Through the application of the rolling ball method, there are other surfaces which can be defined. For example the contact surface is the traced out trajectory of a probes surface coming into contact with the van der Waals surface; or re-entrant surface, which is the trajectory of the probes surface over regions of the surface, such as crevices which may be too narrow for a solvent molecule to penetrate [16, 56], as shown in Figure 1.2. If we combine the re-entrant surface and the contact surface, we get what is referred to as the “molecular surface” [16, 57]. Alternatively, an extended van der Waals surface can be defined, by offsetting the van der Waals surface of the amino acids by the radius of a solvent molecule, which is equivalent to tracing the trajectory of the centre of a probe rolling over the molecular surface of the protein (the volume
enclosed by this surface is referred to as the solvent excluded volume [54, 58]). This is the solvent accessible surface proposed by Lee and Richards, the area which is determined by the following steps:
1. Assign a van der Waals radius to each atom or group of atoms. Note: Hydrogen atoms are not considered separately but are included in a group radius, e.g. a carbon atom has a radius of x-angstroms; but when considering CH3 as a group a radius of y-angstroms is
considered (where y > x ). This is similarly applied to SH, NH, OH, CH2and CH.

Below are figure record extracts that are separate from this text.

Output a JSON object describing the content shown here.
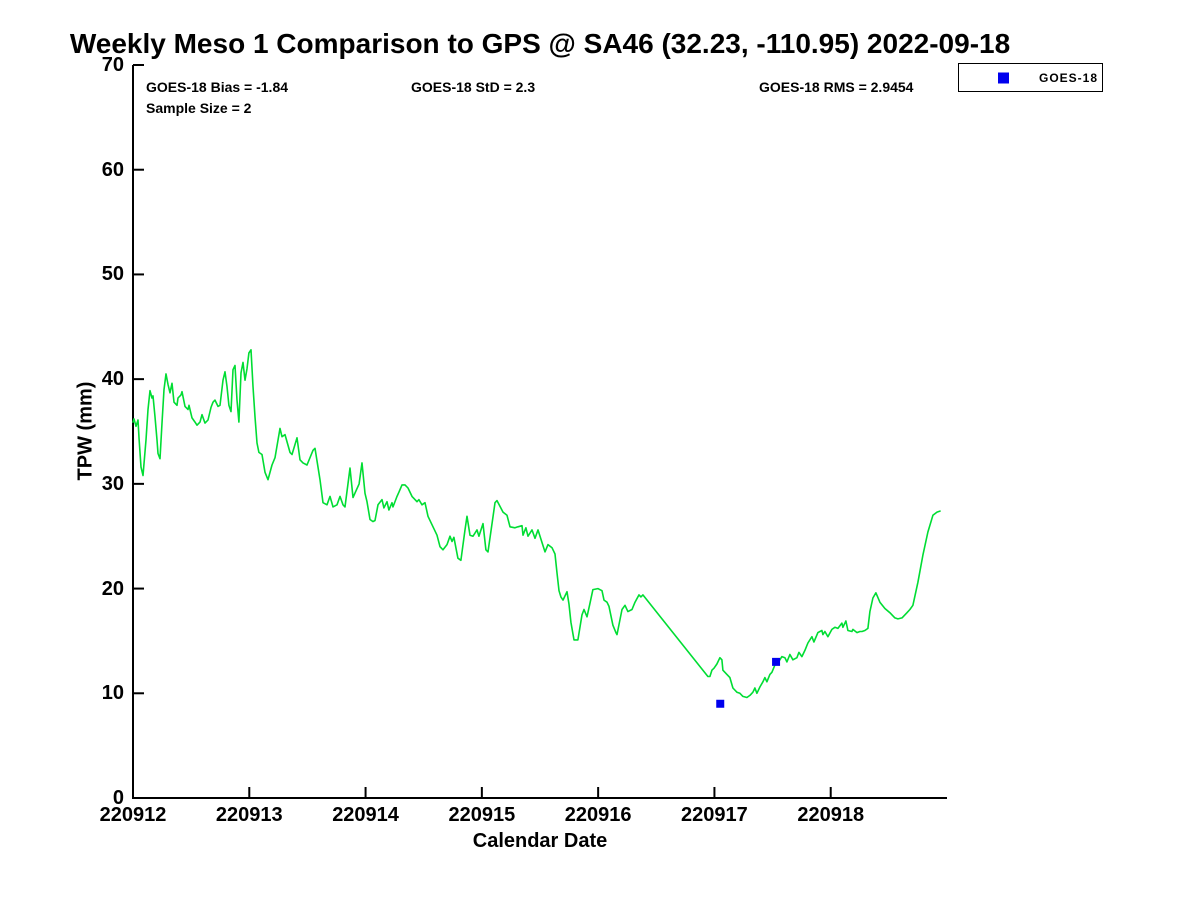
{
  "chart_data": {
    "type": "line",
    "title": "Weekly Meso 1 Comparison to GPS @ SA46 (32.23, -110.95) 2022-09-18",
    "xlabel": "Calendar Date",
    "ylabel": "TPW (mm)",
    "xlim": [
      0,
      7
    ],
    "ylim": [
      0,
      70
    ],
    "x_unit": "days since 220912",
    "grid": false,
    "annotations": {
      "bias": "GOES-18 Bias = -1.84",
      "std": "GOES-18 StD = 2.3",
      "rms": "GOES-18 RMS = 2.9454",
      "sample_size": "Sample Size = 2"
    },
    "x_axis": {
      "tick_positions": [
        0,
        1,
        2,
        3,
        4,
        5,
        6
      ],
      "tick_labels": [
        "220912",
        "220913",
        "220914",
        "220915",
        "220916",
        "220917",
        "220918"
      ]
    },
    "y_axis": {
      "ticks": [
        0,
        10,
        20,
        30,
        40,
        50,
        60,
        70
      ],
      "tick_labels": [
        "0",
        "10",
        "20",
        "30",
        "40",
        "50",
        "60",
        "70"
      ]
    },
    "colors": {
      "gps_line": "#00dd33",
      "goes_marker": "#0000ee",
      "axis": "#000000",
      "background": "#ffffff"
    },
    "legend": {
      "position": "top-right",
      "entries": [
        {
          "label": "GOES-18",
          "marker": "square",
          "color": "#0000ee"
        }
      ]
    },
    "series": [
      {
        "name": "GPS",
        "type": "line",
        "color": "#00dd33",
        "points": [
          [
            0.0,
            35.9
          ],
          [
            0.009,
            36.2
          ],
          [
            0.026,
            35.5
          ],
          [
            0.043,
            36.1
          ],
          [
            0.052,
            34.4
          ],
          [
            0.069,
            31.6
          ],
          [
            0.086,
            30.8
          ],
          [
            0.112,
            34.2
          ],
          [
            0.129,
            37.1
          ],
          [
            0.146,
            38.9
          ],
          [
            0.163,
            38.2
          ],
          [
            0.172,
            38.4
          ],
          [
            0.189,
            36.4
          ],
          [
            0.206,
            34.2
          ],
          [
            0.215,
            32.9
          ],
          [
            0.232,
            32.4
          ],
          [
            0.249,
            35.8
          ],
          [
            0.267,
            39.0
          ],
          [
            0.284,
            40.5
          ],
          [
            0.301,
            39.5
          ],
          [
            0.318,
            38.7
          ],
          [
            0.335,
            39.6
          ],
          [
            0.353,
            37.8
          ],
          [
            0.378,
            37.5
          ],
          [
            0.387,
            38.2
          ],
          [
            0.413,
            38.5
          ],
          [
            0.421,
            38.8
          ],
          [
            0.447,
            37.4
          ],
          [
            0.473,
            37.1
          ],
          [
            0.482,
            37.5
          ],
          [
            0.507,
            36.3
          ],
          [
            0.533,
            35.9
          ],
          [
            0.55,
            35.6
          ],
          [
            0.576,
            35.9
          ],
          [
            0.593,
            36.6
          ],
          [
            0.619,
            35.8
          ],
          [
            0.645,
            36.1
          ],
          [
            0.671,
            37.3
          ],
          [
            0.688,
            37.8
          ],
          [
            0.705,
            38.0
          ],
          [
            0.731,
            37.4
          ],
          [
            0.748,
            37.5
          ],
          [
            0.774,
            39.9
          ],
          [
            0.791,
            40.7
          ],
          [
            0.808,
            39.3
          ],
          [
            0.825,
            37.5
          ],
          [
            0.843,
            36.9
          ],
          [
            0.86,
            40.9
          ],
          [
            0.877,
            41.3
          ],
          [
            0.894,
            38.0
          ],
          [
            0.911,
            35.9
          ],
          [
            0.929,
            40.6
          ],
          [
            0.946,
            41.6
          ],
          [
            0.963,
            39.9
          ],
          [
            0.98,
            41.0
          ],
          [
            0.997,
            42.5
          ],
          [
            1.015,
            42.8
          ],
          [
            1.032,
            39.3
          ],
          [
            1.049,
            36.4
          ],
          [
            1.066,
            33.9
          ],
          [
            1.083,
            33.0
          ],
          [
            1.109,
            32.8
          ],
          [
            1.135,
            31.1
          ],
          [
            1.161,
            30.4
          ],
          [
            1.195,
            31.8
          ],
          [
            1.221,
            32.5
          ],
          [
            1.264,
            35.3
          ],
          [
            1.281,
            34.5
          ],
          [
            1.307,
            34.7
          ],
          [
            1.35,
            33.0
          ],
          [
            1.367,
            32.8
          ],
          [
            1.41,
            34.4
          ],
          [
            1.436,
            32.3
          ],
          [
            1.462,
            32.0
          ],
          [
            1.496,
            31.8
          ],
          [
            1.548,
            33.2
          ],
          [
            1.565,
            33.4
          ],
          [
            1.608,
            30.4
          ],
          [
            1.634,
            28.2
          ],
          [
            1.668,
            28.0
          ],
          [
            1.694,
            28.8
          ],
          [
            1.72,
            27.8
          ],
          [
            1.754,
            28.0
          ],
          [
            1.78,
            28.8
          ],
          [
            1.806,
            28.0
          ],
          [
            1.823,
            27.8
          ],
          [
            1.866,
            31.5
          ],
          [
            1.892,
            28.7
          ],
          [
            1.944,
            30.0
          ],
          [
            1.969,
            32.0
          ],
          [
            1.995,
            29.1
          ],
          [
            2.012,
            28.3
          ],
          [
            2.038,
            26.6
          ],
          [
            2.064,
            26.4
          ],
          [
            2.081,
            26.5
          ],
          [
            2.107,
            28.0
          ],
          [
            2.141,
            28.5
          ],
          [
            2.158,
            27.7
          ],
          [
            2.184,
            28.3
          ],
          [
            2.201,
            27.5
          ],
          [
            2.227,
            28.2
          ],
          [
            2.236,
            27.8
          ],
          [
            2.27,
            28.8
          ],
          [
            2.287,
            29.2
          ],
          [
            2.313,
            29.9
          ],
          [
            2.339,
            29.9
          ],
          [
            2.365,
            29.6
          ],
          [
            2.399,
            28.8
          ],
          [
            2.442,
            28.3
          ],
          [
            2.459,
            28.5
          ],
          [
            2.485,
            28.0
          ],
          [
            2.511,
            28.2
          ],
          [
            2.537,
            26.9
          ],
          [
            2.58,
            25.9
          ],
          [
            2.614,
            25.1
          ],
          [
            2.64,
            24.0
          ],
          [
            2.666,
            23.7
          ],
          [
            2.7,
            24.2
          ],
          [
            2.726,
            25.0
          ],
          [
            2.743,
            24.5
          ],
          [
            2.76,
            24.9
          ],
          [
            2.794,
            22.9
          ],
          [
            2.82,
            22.7
          ],
          [
            2.855,
            25.6
          ],
          [
            2.872,
            26.9
          ],
          [
            2.898,
            25.1
          ],
          [
            2.924,
            25.0
          ],
          [
            2.958,
            25.6
          ],
          [
            2.975,
            25.0
          ],
          [
            3.01,
            26.2
          ],
          [
            3.035,
            23.7
          ],
          [
            3.053,
            23.5
          ],
          [
            3.113,
            28.2
          ],
          [
            3.13,
            28.4
          ],
          [
            3.182,
            27.3
          ],
          [
            3.216,
            27.0
          ],
          [
            3.242,
            25.9
          ],
          [
            3.285,
            25.8
          ],
          [
            3.311,
            25.9
          ],
          [
            3.345,
            26.0
          ],
          [
            3.354,
            25.1
          ],
          [
            3.379,
            25.8
          ],
          [
            3.397,
            25.0
          ],
          [
            3.431,
            25.6
          ],
          [
            3.457,
            24.8
          ],
          [
            3.483,
            25.6
          ],
          [
            3.517,
            24.4
          ],
          [
            3.543,
            23.5
          ],
          [
            3.569,
            24.2
          ],
          [
            3.603,
            23.9
          ],
          [
            3.629,
            23.3
          ],
          [
            3.646,
            21.5
          ],
          [
            3.663,
            19.8
          ],
          [
            3.68,
            19.2
          ],
          [
            3.698,
            18.9
          ],
          [
            3.715,
            19.3
          ],
          [
            3.732,
            19.7
          ],
          [
            3.749,
            18.5
          ],
          [
            3.766,
            16.8
          ],
          [
            3.792,
            15.1
          ],
          [
            3.826,
            15.1
          ],
          [
            3.861,
            17.5
          ],
          [
            3.878,
            18.0
          ],
          [
            3.904,
            17.3
          ],
          [
            3.93,
            18.6
          ],
          [
            3.955,
            19.9
          ],
          [
            3.998,
            20.0
          ],
          [
            4.033,
            19.8
          ],
          [
            4.05,
            18.9
          ],
          [
            4.076,
            18.7
          ],
          [
            4.093,
            18.3
          ],
          [
            4.127,
            16.5
          ],
          [
            4.153,
            15.8
          ],
          [
            4.162,
            15.6
          ],
          [
            4.205,
            18.0
          ],
          [
            4.231,
            18.4
          ],
          [
            4.256,
            17.8
          ],
          [
            4.291,
            18.0
          ],
          [
            4.317,
            18.7
          ],
          [
            4.351,
            19.4
          ],
          [
            4.368,
            19.2
          ],
          [
            4.385,
            19.4
          ],
          [
            4.944,
            11.6
          ],
          [
            4.961,
            11.6
          ],
          [
            4.978,
            12.2
          ],
          [
            4.996,
            12.4
          ],
          [
            5.021,
            12.8
          ],
          [
            5.047,
            13.4
          ],
          [
            5.064,
            13.2
          ],
          [
            5.073,
            12.2
          ],
          [
            5.107,
            11.8
          ],
          [
            5.133,
            11.5
          ],
          [
            5.159,
            10.5
          ],
          [
            5.193,
            10.1
          ],
          [
            5.219,
            10.0
          ],
          [
            5.245,
            9.7
          ],
          [
            5.279,
            9.6
          ],
          [
            5.305,
            9.8
          ],
          [
            5.331,
            10.1
          ],
          [
            5.348,
            10.5
          ],
          [
            5.365,
            10.0
          ],
          [
            5.391,
            10.6
          ],
          [
            5.417,
            11.1
          ],
          [
            5.434,
            11.5
          ],
          [
            5.451,
            11.1
          ],
          [
            5.477,
            11.8
          ],
          [
            5.494,
            12.0
          ],
          [
            5.52,
            12.7
          ],
          [
            5.546,
            12.9
          ],
          [
            5.58,
            13.5
          ],
          [
            5.606,
            13.4
          ],
          [
            5.623,
            13.0
          ],
          [
            5.649,
            13.7
          ],
          [
            5.675,
            13.2
          ],
          [
            5.709,
            13.4
          ],
          [
            5.726,
            13.9
          ],
          [
            5.752,
            13.5
          ],
          [
            5.778,
            14.1
          ],
          [
            5.804,
            14.8
          ],
          [
            5.838,
            15.4
          ],
          [
            5.855,
            14.9
          ],
          [
            5.89,
            15.8
          ],
          [
            5.924,
            16.0
          ],
          [
            5.933,
            15.6
          ],
          [
            5.95,
            15.9
          ],
          [
            5.976,
            15.4
          ],
          [
            6.01,
            16.1
          ],
          [
            6.036,
            16.3
          ],
          [
            6.062,
            16.2
          ],
          [
            6.096,
            16.7
          ],
          [
            6.105,
            16.3
          ],
          [
            6.131,
            16.9
          ],
          [
            6.148,
            16.0
          ],
          [
            6.182,
            15.9
          ],
          [
            6.191,
            16.1
          ],
          [
            6.226,
            15.8
          ],
          [
            6.251,
            15.9
          ],
          [
            6.269,
            15.9
          ],
          [
            6.294,
            16.0
          ],
          [
            6.32,
            16.2
          ],
          [
            6.337,
            17.8
          ],
          [
            6.363,
            19.1
          ],
          [
            6.389,
            19.6
          ],
          [
            6.423,
            18.7
          ],
          [
            6.466,
            18.1
          ],
          [
            6.509,
            17.7
          ],
          [
            6.552,
            17.2
          ],
          [
            6.578,
            17.1
          ],
          [
            6.613,
            17.2
          ],
          [
            6.656,
            17.7
          ],
          [
            6.681,
            18.0
          ],
          [
            6.707,
            18.4
          ],
          [
            6.75,
            20.6
          ],
          [
            6.793,
            23.2
          ],
          [
            6.836,
            25.4
          ],
          [
            6.879,
            27.0
          ],
          [
            6.914,
            27.3
          ],
          [
            6.94,
            27.4
          ]
        ]
      },
      {
        "name": "GOES-18",
        "type": "scatter",
        "marker": "square",
        "color": "#0000ee",
        "points": [
          [
            5.05,
            9.0
          ],
          [
            5.53,
            13.0
          ]
        ]
      }
    ]
  }
}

2. As the structure is now represented by a set of inter-locking spheres, the continuous struc- ture is sectioned by a set of parallel planes with a predetermined spacing. The resulting cross-sections of the structure shows the inter-locking spheres as circles. The overlap- ping arcs of which are not eliminated. This is because it helps to distinguish one atom from another. It also helps to easily recognise excessive overlap of symmetry related neighbouring molecules. Their method was proposed before the advent of sophisticated computer graphics systems and so relied on the use of outlines on sheets of plastic. 3. The polar atoms (oxygen and nitrogen) are dotted and labelled. The non-polar atoms
(carbon and sulphur) are given solid lines.
4. The sequence number is written at the centre of both the α and β carbons.
5. The skeleton covalent bonds and hydrogen bonds are shown between atom centres to assist in viewing.
Lee and Richards applied their method to investigating the burial of hydrophobic surface area of residues in proteins. To calculate the relevant solvent accessibility, they created two model systems. These were both used to estimate the hydrophilic and the hydrophobic surface area of each amino acid. The models constructed were tri-peptides of Ala-X-Ala and Gly- X-Gly respectively, where X is the residue whose accessibility is being computed. Here a measure of the area accessible to solvent of residue X, in the tri-peptide, is taken as a measure of the residue’s accessibility to solvent in an unfolded state. They then measured the accessible
surface area of each residue in a folded protein. This was compared to the unfolded state and the percentage of the surface area that became buried as a result of folding was then known. They called this the “relative solvent accessibility” of a residue, it is a percentage area of a residue relative to either of the tri-peptide models discussed earlier. This is distinct from the solvent accessible area which is measured in Å2.